Marilyn Monroe: Böses Spiel

Vor einem halben Jahrhundert starb Marilyn Monroe im Alter von nur 36 Jahren an einer Barbituratvergiftung. Kulturell ist sie lebendiger denn je: Stefan Grissemann über eine Schauspielerin, deren Mythos derzeit nicht nur das Kino, sondern auch das Terrain der bildenden Kunst heimsucht.

Marilyn Monroes Geist spukt durch die Videobilder. In der jüngsten Arbeit des algerisch-französischen Künstlers Philippe Parreno scheint man durch die Augen der Schauspielerin zu blicken, während sie sich durch ihre Suite im New Yorker Waldorf-Astoria Hotel bewegt, man hört sie sprechen, sieht sie schreiben: Blick, Stimme, Signatur, das sei genug, um einen Menschen zu identifizieren, meint Parreno - und genug, um Monroe zurück ins (künstliche) Leben zu holen. Drei Maschinen habe er konstruiert, um ihre Bewegungen, ihren Tonfall und die Gestalt ihrer Unterschrift möglichst exakt zu reproduzieren: eine digitale Auferstehung. Parrenos gegenwärtig in Produktion befindliche Monroe-Installation, die den toten Superstar auf paradoxe Weise zugleich an- und abwesend machen soll, wird ab 10. Juni in der Basler Fondation Beyeler zu sehen sein. Die Londoner Galeristin Pilar Corrias produziert diese Arbeit, übrigens nicht ganz ohne finanzielle Absichten: 150.000 Euro soll jede der auf zehn Exemplare limitierten Kopien des Werks kosten; etliche private Sammler hätten bereits Interesse signalisiert, lässt Corrias wissen.
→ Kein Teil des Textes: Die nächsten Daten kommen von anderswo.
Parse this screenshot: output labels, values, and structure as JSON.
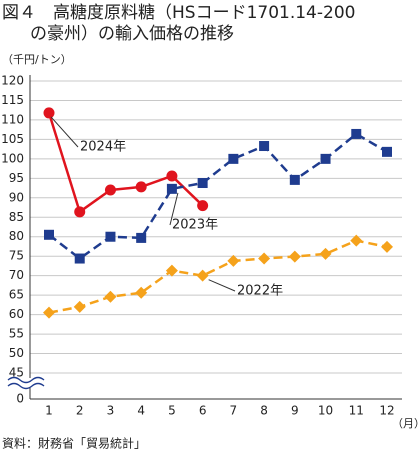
{
  "chart_data": {
    "type": "line",
    "title_lines": [
      "図４　高糖度原料糖（HSコード1701.14-200",
      "の豪州）の輸入価格の推移"
    ],
    "y_unit": "（千円/トン）",
    "x_unit": "（月）",
    "source": "資料：財務省「貿易統計」",
    "categories": [
      "1",
      "2",
      "3",
      "4",
      "5",
      "6",
      "7",
      "8",
      "9",
      "10",
      "11",
      "12"
    ],
    "series": [
      {
        "name": "2024年",
        "color": "#e0141e",
        "marker": "circle",
        "dash": false,
        "values": [
          111.8,
          86.4,
          92,
          92.8,
          95.6,
          88,
          null,
          null,
          null,
          null,
          null,
          null
        ]
      },
      {
        "name": "2023年",
        "color": "#1f3c8f",
        "marker": "square",
        "dash": true,
        "values": [
          80.5,
          74.4,
          80,
          79.7,
          92.3,
          93.8,
          100,
          103.3,
          94.6,
          100,
          106.4,
          101.8
        ]
      },
      {
        "name": "2022年",
        "color": "#f5a21b",
        "marker": "diamond",
        "dash": true,
        "values": [
          60.5,
          62,
          64.6,
          65.6,
          71.3,
          70,
          73.8,
          74.4,
          74.9,
          75.6,
          79,
          77.4
        ]
      }
    ],
    "ylim": [
      0,
      120
    ],
    "yticks": [
      0,
      45,
      50,
      55,
      60,
      65,
      70,
      75,
      80,
      85,
      90,
      95,
      100,
      105,
      110,
      115,
      120
    ],
    "axis_break": true,
    "grid": true
  }
}
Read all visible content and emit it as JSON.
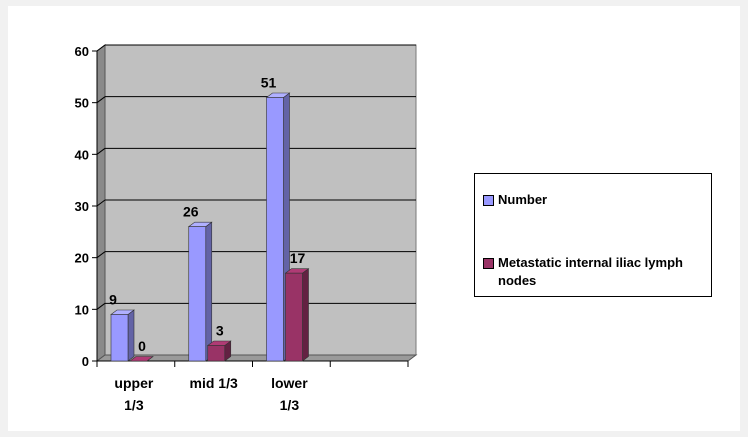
{
  "chart_data": {
    "type": "bar",
    "categories": [
      "upper 1/3",
      "mid 1/3",
      "lower 1/3"
    ],
    "series": [
      {
        "name": "Number",
        "values": [
          9,
          26,
          51
        ],
        "color": "#9999ff"
      },
      {
        "name": "Metastatic internal iliac lymph nodes",
        "values": [
          0,
          3,
          17
        ],
        "color": "#993366"
      }
    ],
    "ylim": [
      0,
      60
    ],
    "yticks": [
      0,
      10,
      20,
      30,
      40,
      50,
      60
    ],
    "grid": true,
    "plot_background": "#c0c0c0",
    "legend_position": "right",
    "three_d": true
  },
  "legend": {
    "items": [
      {
        "label": "Number",
        "color": "#9999ff"
      },
      {
        "label": "Metastatic internal iliac lymph nodes",
        "color": "#993366"
      }
    ]
  }
}
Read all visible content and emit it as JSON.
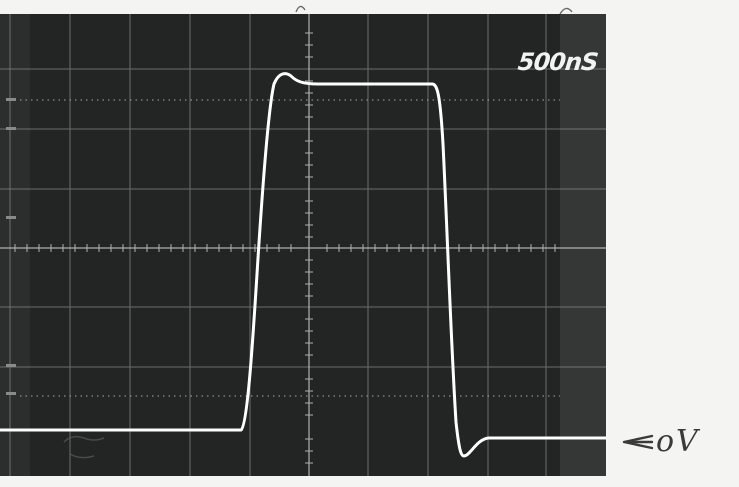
{
  "screen": {
    "timebase": "500nS",
    "background": "#232424",
    "grid_color": "#a8a8a8",
    "trace_color": "#ffffff"
  },
  "annotation": {
    "label": "oV",
    "arrow_icon": "left-arrow-icon",
    "ink_color": "#3a3a3a"
  }
}
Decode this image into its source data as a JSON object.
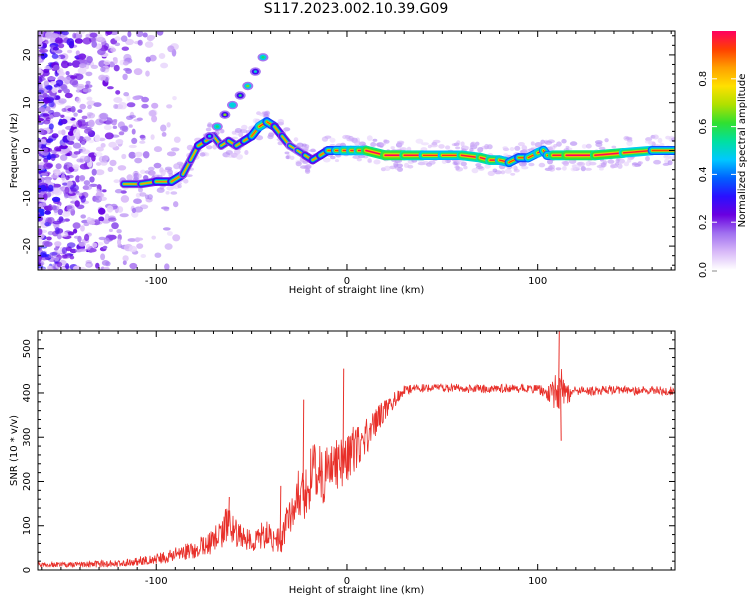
{
  "figure": {
    "title": "S117.2023.002.10.39.G09"
  },
  "chart_data": [
    {
      "type": "heatmap",
      "name": "spectrogram",
      "xlabel": "Height of straight line (km)",
      "ylabel": "Frequency (Hz)",
      "xlim": [
        -162,
        172
      ],
      "ylim": [
        -25,
        25
      ],
      "x_ticks": [
        -100,
        0,
        100
      ],
      "x_tick_labels": [
        "-100",
        "0",
        "100"
      ],
      "y_ticks": [
        -20,
        -10,
        0,
        10,
        20
      ],
      "y_tick_labels": [
        "-20",
        "-10",
        "0",
        "10",
        "20"
      ],
      "grid": false,
      "ridge": {
        "x": [
          -117,
          -108,
          -100,
          -92,
          -86,
          -82,
          -78,
          -74,
          -70,
          -66,
          -62,
          -58,
          -54,
          -50,
          -46,
          -42,
          -38,
          -34,
          -30,
          -26,
          -22,
          -18,
          -14,
          -10,
          -6,
          -2,
          2,
          6,
          10,
          20,
          30,
          40,
          50,
          60,
          70,
          75,
          80,
          85,
          90,
          95,
          100,
          103,
          105,
          108,
          115,
          130,
          145,
          160,
          172
        ],
        "y": [
          -7,
          -7,
          -6.5,
          -6.5,
          -5,
          -2,
          1,
          2,
          3,
          1,
          2,
          1,
          2,
          3,
          5,
          6,
          5,
          3,
          1,
          0,
          -1,
          -2,
          -1,
          0,
          0,
          0,
          0,
          0,
          0,
          -1,
          -1,
          -1,
          -1,
          -1,
          -1.5,
          -2,
          -2,
          -2.5,
          -1.5,
          -1.5,
          -0.5,
          0,
          -1,
          -1,
          -1,
          -1,
          -0.5,
          0,
          0
        ]
      },
      "ridge_intensity": [
        0.5,
        0.6,
        0.55,
        0.7,
        0.6,
        0.5,
        0.6,
        0.65,
        0.6,
        0.5,
        0.6,
        0.55,
        0.6,
        0.65,
        0.75,
        0.85,
        0.6,
        0.6,
        0.55,
        0.5,
        0.55,
        0.6,
        0.6,
        0.7,
        0.75,
        0.8,
        0.85,
        0.8,
        0.9,
        0.95,
        0.95,
        0.85,
        0.8,
        0.85,
        0.9,
        0.9,
        0.85,
        0.8,
        0.7,
        0.75,
        0.8,
        0.85,
        0.7,
        0.85,
        0.95,
        0.95,
        0.9,
        0.8,
        0.7
      ],
      "secondary_branch": {
        "x": [
          -72,
          -68,
          -64,
          -60,
          -56,
          -52,
          -48,
          -44
        ],
        "y": [
          3,
          5,
          7.5,
          9.5,
          11.5,
          13.5,
          16.5,
          19.5
        ]
      },
      "colorbar": {
        "label": "Normalized spectral amplitude",
        "range": [
          0,
          1
        ],
        "ticks": [
          0.0,
          0.2,
          0.4,
          0.6,
          0.8
        ],
        "tick_labels": [
          "0.0",
          "0.2",
          "0.4",
          "0.6",
          "0.8"
        ],
        "colors": [
          "#ffffff",
          "#d8b8f8",
          "#a070f0",
          "#6a00e0",
          "#2a10ff",
          "#0060ff",
          "#00c8ff",
          "#00e0a0",
          "#30e030",
          "#b0e000",
          "#ffe000",
          "#ffa000",
          "#ff4000",
          "#ff0060"
        ]
      }
    },
    {
      "type": "line",
      "name": "snr",
      "xlabel": "Height of straight line (km)",
      "ylabel": "SNR (10 * v/v)",
      "xlim": [
        -162,
        172
      ],
      "ylim": [
        0,
        540
      ],
      "x_ticks": [
        -100,
        0,
        100
      ],
      "x_tick_labels": [
        "-100",
        "0",
        "100"
      ],
      "y_ticks": [
        0,
        100,
        200,
        300,
        400,
        500
      ],
      "y_tick_labels": [
        "0",
        "100",
        "200",
        "300",
        "400",
        "500"
      ],
      "grid": false,
      "series": [
        {
          "color": "#e8302a",
          "x": [
            -162,
            -150,
            -140,
            -130,
            -120,
            -110,
            -100,
            -95,
            -90,
            -85,
            -80,
            -75,
            -70,
            -66,
            -63,
            -60,
            -57,
            -54,
            -50,
            -46,
            -42,
            -38,
            -34,
            -31,
            -28,
            -25,
            -22,
            -20,
            -18,
            -15,
            -12,
            -9,
            -6,
            -3,
            0,
            3,
            6,
            9,
            12,
            15,
            18,
            21,
            24,
            27,
            30,
            35,
            40,
            50,
            60,
            70,
            80,
            90,
            100,
            104,
            107,
            110,
            112,
            114,
            117,
            120,
            130,
            140,
            150,
            160,
            172
          ],
          "y": [
            12,
            12,
            12,
            14,
            15,
            20,
            25,
            28,
            35,
            40,
            48,
            55,
            65,
            85,
            100,
            95,
            80,
            70,
            65,
            75,
            80,
            70,
            65,
            120,
            150,
            170,
            180,
            200,
            215,
            210,
            220,
            230,
            240,
            250,
            255,
            270,
            285,
            300,
            315,
            335,
            350,
            365,
            380,
            395,
            405,
            412,
            410,
            412,
            410,
            408,
            410,
            410,
            408,
            405,
            400,
            405,
            410,
            400,
            395,
            405,
            405,
            408,
            405,
            405,
            405
          ],
          "noise": [
            6,
            6,
            6,
            8,
            8,
            10,
            12,
            14,
            16,
            18,
            22,
            25,
            28,
            40,
            45,
            35,
            30,
            25,
            25,
            30,
            32,
            30,
            28,
            45,
            55,
            60,
            65,
            70,
            70,
            75,
            75,
            70,
            70,
            65,
            60,
            55,
            50,
            45,
            40,
            35,
            30,
            25,
            20,
            15,
            12,
            10,
            10,
            10,
            10,
            10,
            10,
            10,
            10,
            15,
            25,
            50,
            60,
            40,
            15,
            12,
            10,
            10,
            10,
            10,
            10
          ]
        }
      ],
      "spikes": [
        {
          "x": -62,
          "y": 165
        },
        {
          "x": -35,
          "y": 190
        },
        {
          "x": -23,
          "y": 385
        },
        {
          "x": -2,
          "y": 455
        },
        {
          "x": 111,
          "y": 540
        },
        {
          "x": 112,
          "y": 292
        }
      ]
    }
  ]
}
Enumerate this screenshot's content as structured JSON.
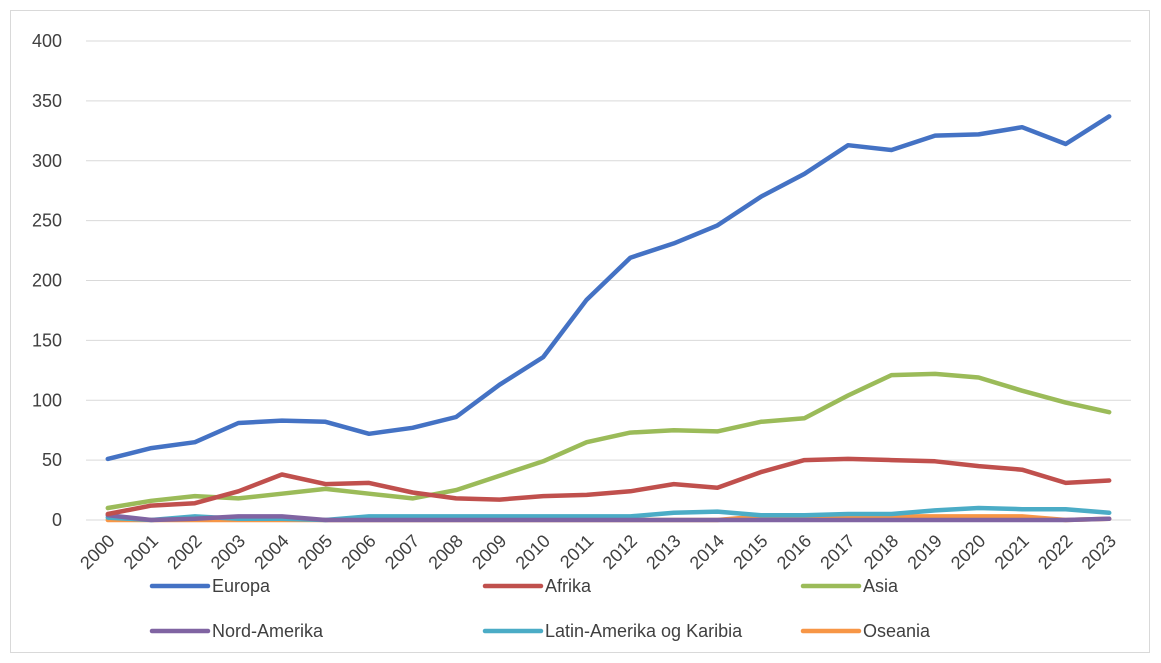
{
  "chart_data": {
    "type": "line",
    "title": "",
    "xlabel": "",
    "ylabel": "",
    "ylim": [
      0,
      400
    ],
    "yticks": [
      "0",
      "50",
      "100",
      "150",
      "200",
      "250",
      "300",
      "350",
      "400"
    ],
    "grid": true,
    "legend_position": "bottom",
    "categories": [
      "2000",
      "2001",
      "2002",
      "2003",
      "2004",
      "2005",
      "2006",
      "2007",
      "2008",
      "2009",
      "2010",
      "2011",
      "2012",
      "2013",
      "2014",
      "2015",
      "2016",
      "2017",
      "2018",
      "2019",
      "2020",
      "2021",
      "2022",
      "2023"
    ],
    "series": [
      {
        "name": "Europa",
        "color": "#4472c4",
        "values": [
          51,
          60,
          65,
          81,
          83,
          82,
          72,
          77,
          86,
          113,
          136,
          184,
          219,
          231,
          246,
          270,
          289,
          313,
          309,
          321,
          322,
          328,
          314,
          337
        ]
      },
      {
        "name": "Afrika",
        "color": "#c0504d",
        "values": [
          5,
          12,
          14,
          24,
          38,
          30,
          31,
          23,
          18,
          17,
          20,
          21,
          24,
          30,
          27,
          40,
          50,
          51,
          50,
          49,
          45,
          42,
          31,
          33
        ]
      },
      {
        "name": "Asia",
        "color": "#9bbb59",
        "values": [
          10,
          16,
          20,
          18,
          22,
          26,
          22,
          18,
          25,
          37,
          49,
          65,
          73,
          75,
          74,
          82,
          85,
          104,
          121,
          122,
          119,
          108,
          98,
          90
        ]
      },
      {
        "name": "Nord-Amerika",
        "color": "#8064a2",
        "values": [
          4,
          0,
          1,
          3,
          3,
          0,
          0,
          0,
          0,
          0,
          0,
          0,
          0,
          0,
          0,
          0,
          0,
          0,
          0,
          0,
          0,
          0,
          0,
          1
        ]
      },
      {
        "name": "Latin-Amerika og Karibia",
        "color": "#4bacc6",
        "values": [
          2,
          0,
          3,
          1,
          1,
          0,
          3,
          3,
          3,
          3,
          3,
          3,
          3,
          6,
          7,
          4,
          4,
          5,
          5,
          8,
          10,
          9,
          9,
          6
        ]
      },
      {
        "name": "Oseania",
        "color": "#f79646",
        "values": [
          0,
          0,
          0,
          0,
          0,
          0,
          0,
          0,
          0,
          0,
          0,
          0,
          0,
          0,
          0,
          3,
          3,
          3,
          3,
          3,
          3,
          3,
          0,
          1
        ]
      }
    ]
  }
}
Marilyn sells, so war das immer. Seit ihrem frühen Tod im August 1962 gehört Monroe zu den favorisierten Sujets der bildenden Kunst; über die Pop-Art, die ihr Bild zur Ikone machte, wuchs sie schnell hinaus, denn sie steht für viel mehr als bloß für Hollywoods Glanz und Elend. In der Figur Monroe bündeln sich Zeitgeschichte, Amerika-Analyse und Kunstdebatten zu einer überzeitlichen mythischen Tragödie. Dabei ist das Werk, das sie hinterließ, denkbar schmal: Sie spielte wenig mehr als 15 Hauptrollen, allenfalls die Hälfte davon ist künstlerisch wirklich relevant. Aber die Qualität ihrer Filme hat nicht unmittelbar mit der kulturellen Wirkung zu tun, die sie immer noch ausübt. Mehr als 600 Bücher befassen sich mit der unvergleichlichen Persona Marilyn Monroes, unzählige Intellektuelle haben sich posthum an ihrer Aura versucht. Ganz zu fassen war sie nie. "Sie war Gegenwart, war geheimnisvolle Vieldeutigkeit, war der Engel des Sex, und das Engelhafte an ihr lag gerade in ihrer Distanziertheit. Denn sie existierte losgelöst von dem, was sie verhieߓ, schrieb Norman Mailer 1973 in seiner romanhaften Monroe-Biografie.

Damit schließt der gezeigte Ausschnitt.